Lou Elizondo, in interview with George Knapp on 20-12-2020, said it exists:
Article:
Elizondo indicated the current UAP Task Force has obtained images of multiple unknown aerial objects, including a clear image of a mysterious triangle emerging from the ocean, recorded by military pilots.


This does not appear to be a new claim.
 

Sagittarius

Member
Lou Elizondo, in interview with George Knapp on 20-12-2020, said it exists:
Article:
Elizondo indicated the current UAP Task Force has obtained images of multiple unknown aerial objects, including a clear image of a mysterious triangle emerging from the ocean, recorded by military pilots.


This does not appear to be a new claim.
I wonder what's keeping them from releasing it, then?
 

gtoffo

Member
I wonder what's keeping them from releasing it, then?
Let's say the image exists and is true.

If the Navy released a classified image of an enemy drone and said it was a UFO: the enemy would know that they have a huge advantage.

The fact they don't know what it is doesn't mean it is an alien craft. They might be looking at advanced enemy tech.
 

Mauro

Member
The fact they don't know what it is doesn't mean it is an alien craft. They might be looking at advanced enemy tech.

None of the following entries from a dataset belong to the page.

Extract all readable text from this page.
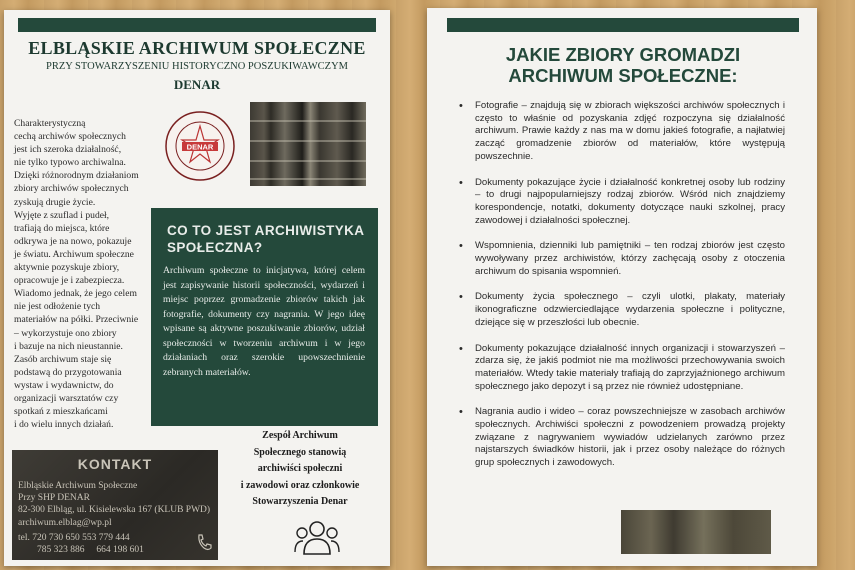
ELBLĄSKIE ARCHIWUM SPOŁECZNE
PRZY STOWARZYSZENIU HISTORYCZNO POSZUKIWAWCZYM
DENAR
DENAR
Charakterystyczną
cechą archiwów społecznych
jest ich szeroka działalność,
nie tylko typowo archiwalna.
Dzięki różnorodnym działaniom
zbiory archiwów społecznych
zyskują drugie życie.
Wyjęte z szuflad i pudeł,
trafiają do miejsca, które
odkrywa je na nowo, pokazuje
je światu. Archiwum społeczne
aktywnie pozyskuje zbiory,
opracowuje je i zabezpiecza.
Wiadomo jednak, że jego celem
nie jest odłożenie tych
materiałów na półki. Przeciwnie
– wykorzystuje ono zbiory
i bazuje na nich nieustannie.
Zasób archiwum staje się
podstawą do przygotowania
wystaw i wydawnictw, do
organizacji warsztatów czy
spotkań z mieszkańcami
i do wielu innych działań.
CO TO JEST ARCHIWISTYKA SPOŁECZNA?

Archiwum społeczne to inicjatywa, której celem jest zapisywanie historii społeczności, wydarzeń i miejsc poprzez gromadzenie zbiorów takich jak fotografie, dokumenty czy nagrania. W jego ideę wpisane są aktywne poszukiwanie zbiorów, udział społeczności w tworzeniu archiwum i w jego działaniach oraz szerokie upowszechnienie zebranych materiałów.

Zespół Archiwum
Społecznego stanowią
archiwiści społeczni
i zawodowi oraz członkowie
Stowarzyszenia Denar
KONTAKT
Elbląskie Archiwum Społeczne
Przy SHP DENAR
82-300 Elbląg, ul. Kisielewska 167 (KLUB PWD)
archiwum.elblag@wp.pl
tel. 720 730 650 553 779 444
785 323 886     664 198 601
JAKIE ZBIORY GROMADZI
ARCHIWUM SPOŁECZNE:
• Fotografie – znajdują się w zbiorach większości archiwów społecznych i często to właśnie od pozyskania zdjęć rozpoczyna się działalność archiwum. Prawie każdy z nas ma w domu jakieś fotografie, a najłatwiej zacząć gromadzenie zbiorów od materiałów, które występują powszechnie.
• Dokumenty pokazujące życie i działalność konkretnej osoby lub rodziny – to drugi najpopularniejszy rodzaj zbiorów. Wśród nich znajdziemy korespondencje, notatki, dokumenty dotyczące nauki szkolnej, pracy zawodowej i działalności społecznej.
• Wspomnienia, dzienniki lub pamiętniki – ten rodzaj zbiorów jest często wywoływany przez archiwistów, którzy zachęcają osoby z otoczenia archiwum do spisania wspomnień.
• Dokumenty życia społecznego – czyli ulotki, plakaty, materiały ikonograficzne odzwierciedlające wydarzenia społeczne i polityczne, dziejące się w przeszłości lub obecnie.
• Dokumenty pokazujące działalność innych organizacji i stowarzyszeń – zdarza się, że jakiś podmiot nie ma możliwości przechowywania swoich materiałów. Wtedy takie materiały trafiają do zaprzyjaźnionego archiwum społecznego jako depozyt i są przez nie również udostępniane.
• Nagrania audio i wideo – coraz powszechniejsze w zasobach archiwów społecznych. Archiwiści społeczni z powodzeniem prowadzą projekty związane z nagrywaniem wywiadów udzielanych zarówno przez najstarszych świadków historii, jak i przez osoby należące do różnych grup społecznych i zawodowych.
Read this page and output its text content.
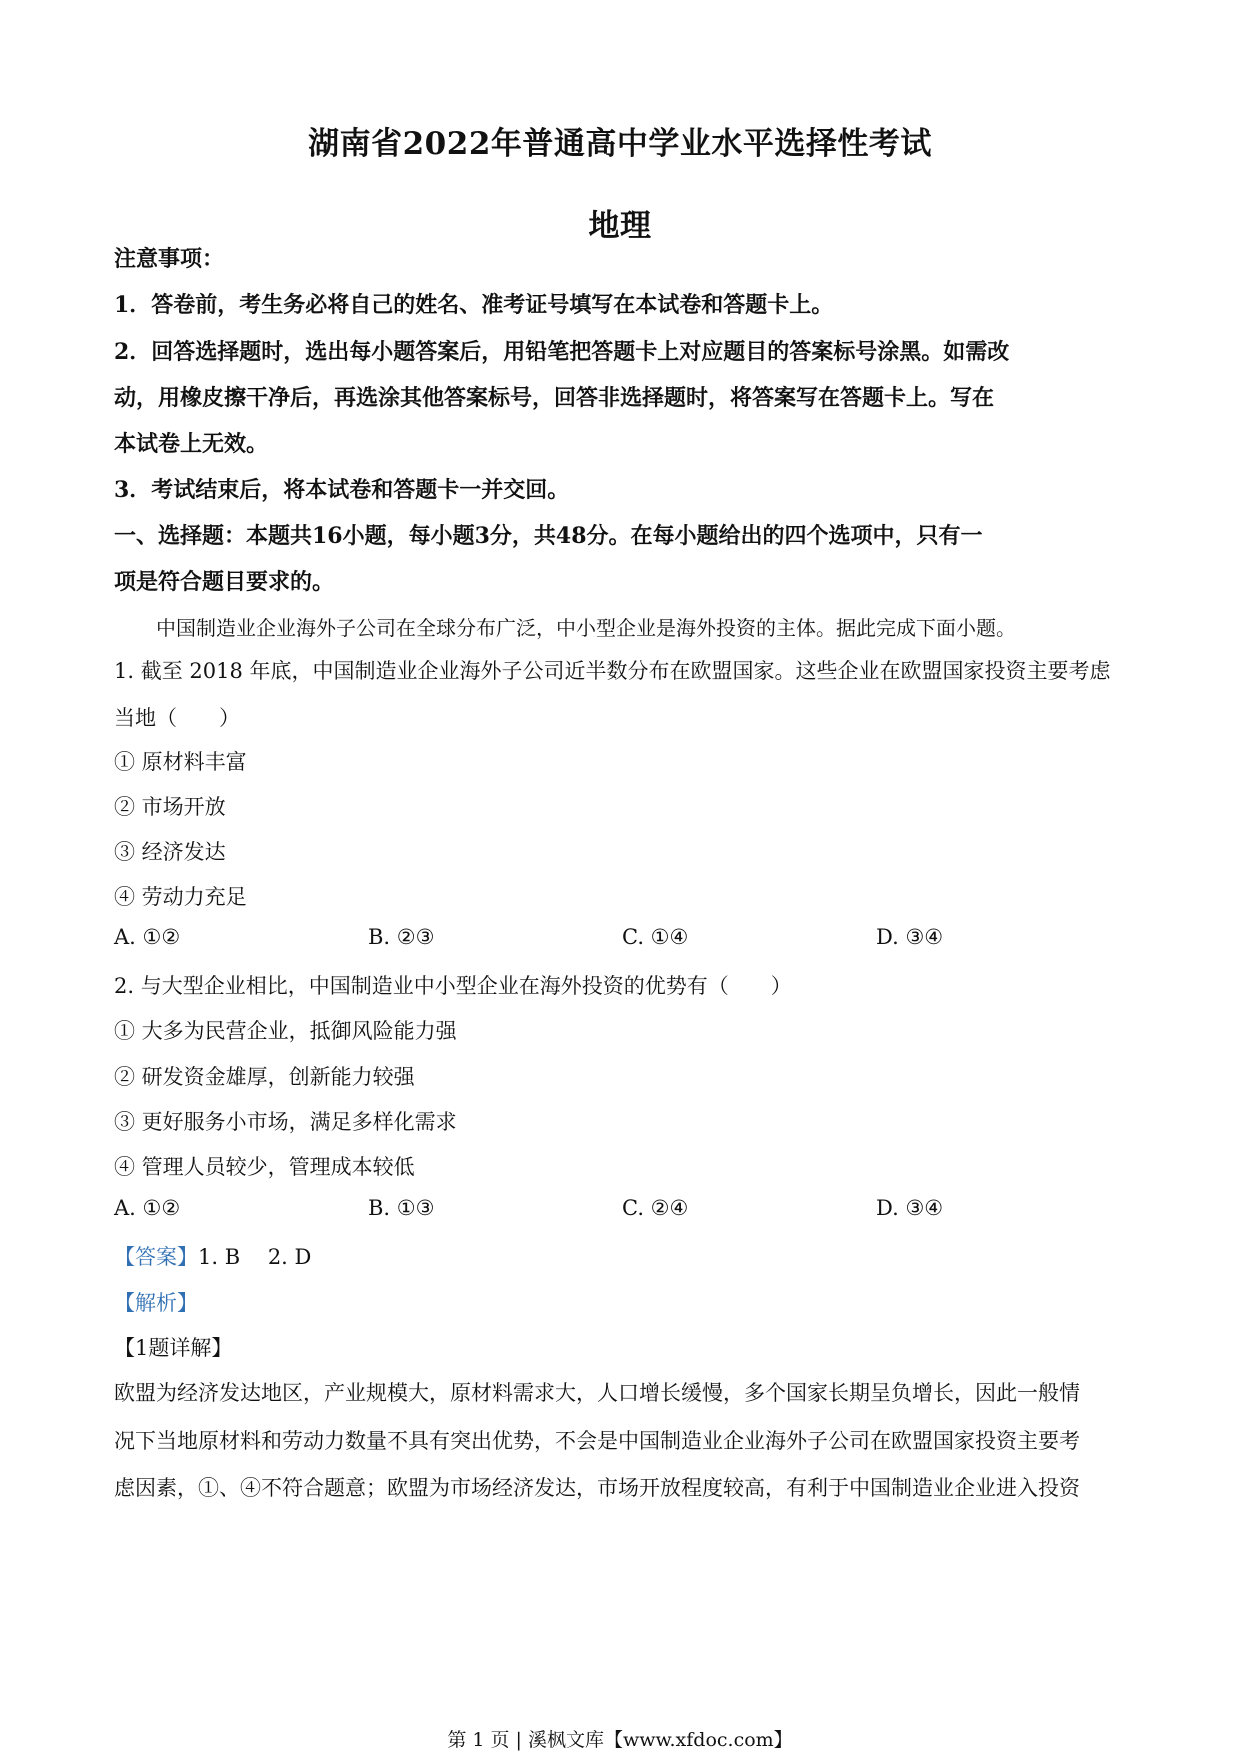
湖南省2022年普通高中学业水平选择性考试
地理
注意事项：
1．答卷前，考生务必将自己的姓名、准考证号填写在本试卷和答题卡上。
2．回答选择题时，选出每小题答案后，用铅笔把答题卡上对应题目的答案标号涂黑。如需改
动，用橡皮擦干净后，再选涂其他答案标号，回答非选择题时，将答案写在答题卡上。写在
本试卷上无效。
3．考试结束后，将本试卷和答题卡一并交回。
一、选择题：本题共16小题，每小题3分，共48分。在每小题给出的四个选项中，只有一
项是符合题目要求的。
中国制造业企业海外子公司在全球分布广泛，中小型企业是海外投资的主体。据此完成下面小题。
1. 截至 2018 年底，中国制造业企业海外子公司近半数分布在欧盟国家。这些企业在欧盟国家投资主要考虑
当地（　　）
① 原材料丰富
② 市场开放
③ 经济发达
④ 劳动力充足
A. ①②	B. ②③	C. ①④	D. ③④
2. 与大型企业相比，中国制造业中小型企业在海外投资的优势有（　　）
① 大多为民营企业，抵御风险能力强
② 研发资金雄厚，创新能力较强
③ 更好服务小市场，满足多样化需求
④ 管理人员较少，管理成本较低
A. ①②	B. ①③	C. ②④	D. ③④
【答案】1. B　 2. D
【解析】
【1题详解】
欧盟为经济发达地区，产业规模大，原材料需求大，人口增长缓慢，多个国家长期呈负增长，因此一般情
况下当地原材料和劳动力数量不具有突出优势，不会是中国制造业企业海外子公司在欧盟国家投资主要考
虑因素，①、④不符合题意；欧盟为市场经济发达，市场开放程度较高，有利于中国制造业企业进入投资
第 1 页 | 溪枫文库【www.xfdoc.com】
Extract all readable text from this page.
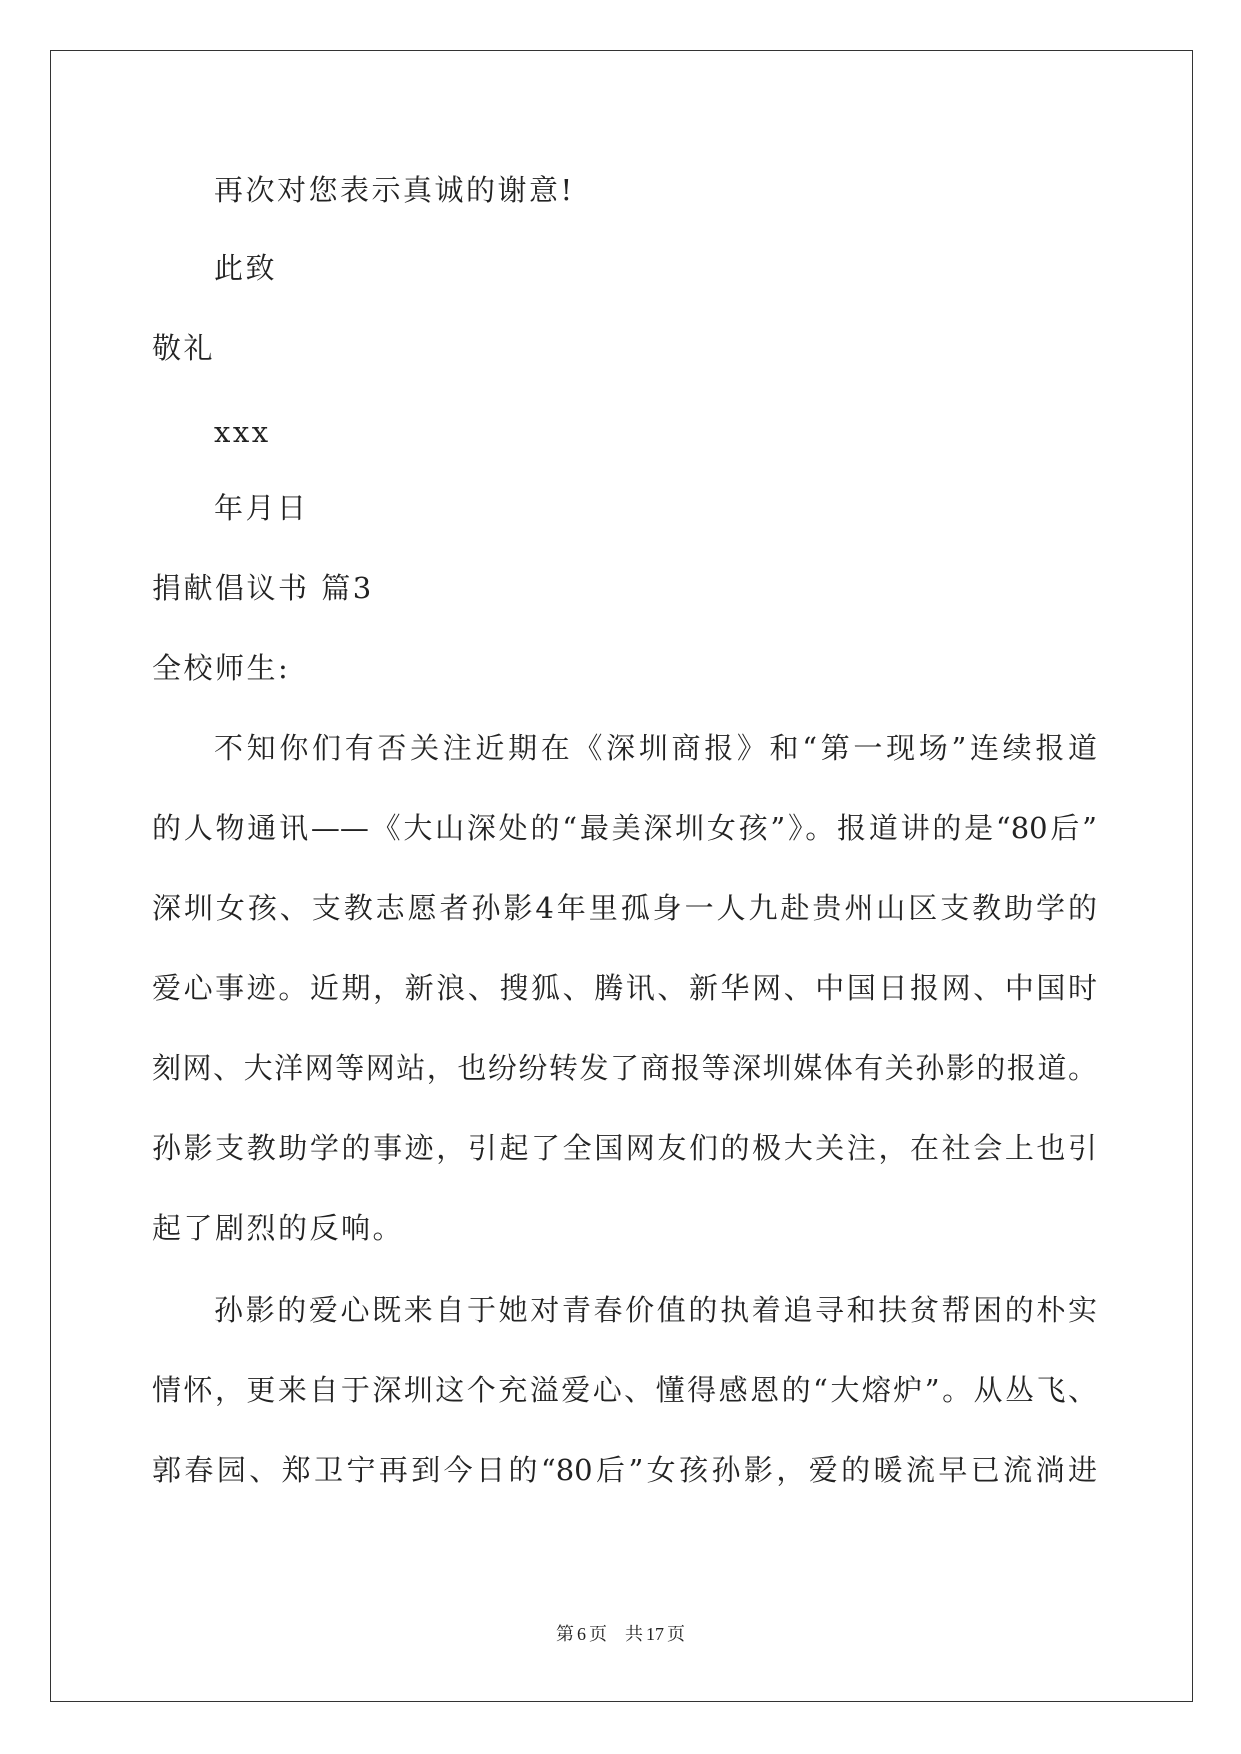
再次对您表示真诚的谢意!
此致
敬礼
xxx
年月日
捐献倡议书 篇3
全校师生:
不知你们有否关注近期在《深圳商报》和“第一现场”连续报道
的人物通讯——《大山深处的“最美深圳女孩”》。报道讲的是“80后”
深圳女孩、支教志愿者孙影4年里孤身一人九赴贵州山区支教助学的
爱心事迹。近期，新浪、搜狐、腾讯、新华网、中国日报网、中国时
刻网、大洋网等网站，也纷纷转发了商报等深圳媒体有关孙影的报道。
孙影支教助学的事迹，引起了全国网友们的极大关注，在社会上也引
起了剧烈的反响。
孙影的爱心既来自于她对青春价值的执着追寻和扶贫帮困的朴实
情怀，更来自于深圳这个充溢爱心、懂得感恩的“大熔炉”。从丛飞、
郭春园、郑卫宁再到今日的“80后”女孩孙影，爱的暖流早已流淌进
第 6 页 共 17 页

Advanced enemy tech, at least, scores less than aliens on the bunk scale. My guess is they have got nothing at all, as always happens with such announcements.
 

Sagittarius

Member
They might be looking at advanced enemy tech.
If it exists, I'd imagine most people would think it's 'advanced enemy tech' - some sort of stealth thing that probably also explains a lot of the other 'black triangle' sightings over the years. The idea of it being an alien craft is just too off-the-wall to be true.